Segnato profondamente dalla vicenda della guerra 1940-1945, Moro cercò in tutti i modi di conservare la pace, all’Italia e nella vita delle altre nazioni. Non è che potesse agire più di tanto, trovandosi a rappresentare una media potenza regionale uscita sconfitta dal conflitto mondiale, come l’Italia. In accordo con la nostra diplomazia, cercò di assicurare la ripresa di rapporti internazionali e la soluzione delle controversie ai confini naturali (Austria, Jugoslavia), tentando anche qualche manovra di irradiazione della nostra influenza nel Mediterraneo, nell’est europeo e in Africa. Atlantico ed europeista convinto, si preoccupò di consolidare l’equilibrio bipolare nel tempo della guerra fredda e non di superarlo, come qualche volta si afferma che abbia fatto. Era convinto, invece, che se si fosse modificato bruscamente l’equilibrio politico in Italia, con uno scivolamento verso la neutralità e l’impero sovietico, ci sarebbe stata sicuramente una guerra. Naturalmente, c’erano diversi modi per consolidare quell’equilibrio tra i due blocchi. E non sempre egli ebbe successo nelle sue iniziative (in particolare con alcuni alleati europei). Ma, in gran parte, la sua posizione in ambito internazionale fu apprezzata in entrambi gli imperi del tempo, americano e sovietico (al di là di qualche posizione critica personale nei suoi confronti, come quella di Kissinger in alcuni precisi momenti).

Le nubi si addensano ancora sulle vicende legate al rapimento e all’assassinio di Aldo Moro: quali sono le più recenti e consolidate evidenze storiche sul fatto?

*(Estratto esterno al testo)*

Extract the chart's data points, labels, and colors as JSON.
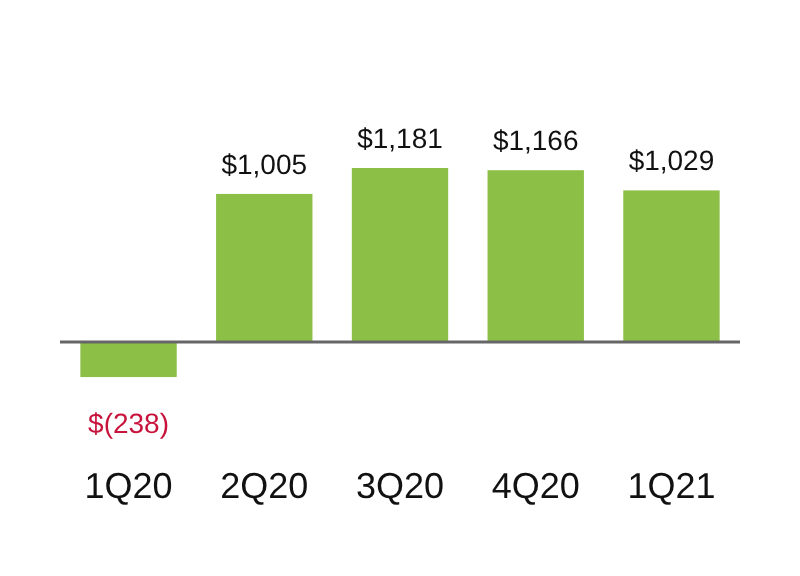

Siamo ancora, come ho scritto nel libro, nel tempo delle inchieste. Questo purtroppo non significa che la nostra conoscenza del sequestro e dell’assassinio di Moro stia aumentando a vista d’occhio. Grazie all’accumulo di dati e di analisi, comprendiamo forse meglio la complessità dell’intera vicenda, anche se qualcuno prova ancora a negare, stranamente, perfino che si tratti di una vicenda storicamente complessa. Ci stiamo rendendo conto che per capire quegli eventi, dobbiamo puntare sui contesti, oltre che sui dettagli. In che modo il sequestro Moro si colloca nella più ampia vicenda del terrorismo italiano? È un fatto di gravità, risonanza, efficacia enormemente superiori rispetto alle altre azioni armate, uno scarto non ripetuto rispetto agli attentati ordinari dei criminali politici. Quindi un episodio a sé. Ma non si possono dimenticare le 43 sigle delle altre bande armate e poi il mondo parallelo dell’eversione di destra, che opera sullo stesso, sconvolto terreno civile e politico. Come fu combattuta la guerra fredda in Italia? Bisognerà ancora lavorare molto sulle fonti e sui problemi per dare una risposta. Moro stesso, in diretta rispetto ai fatti, si interessò a fondo al problema del partito armato e del terrorismo, che furono anche fenomeni di massa. E scrisse che non era sicuro che ci fossero realmente due terrorismi, rosso e nero. E che solo un contrasto basato sul controspionaggio avrebbe potuto sconfiggere la “evidente strategia del segreto” propria dei ripetuti attacchi sul suolo italiano (notevole ossimoro moroteo). È quello che in parte la solidarietà nazionale, con il generale Dalla Chiesa, poté fare. Ma il grande fenomeno, anche mediatico, del rapimento e dell’assassinio del più importante uomo politico italiano, a quel punto e irrevocabilmente, era già avvenuto. E noi siamo ancora qui, quasi quarant’anni dopo, a cercare di capire gli inesauribili particolari e i grandi quadri di spiegazione.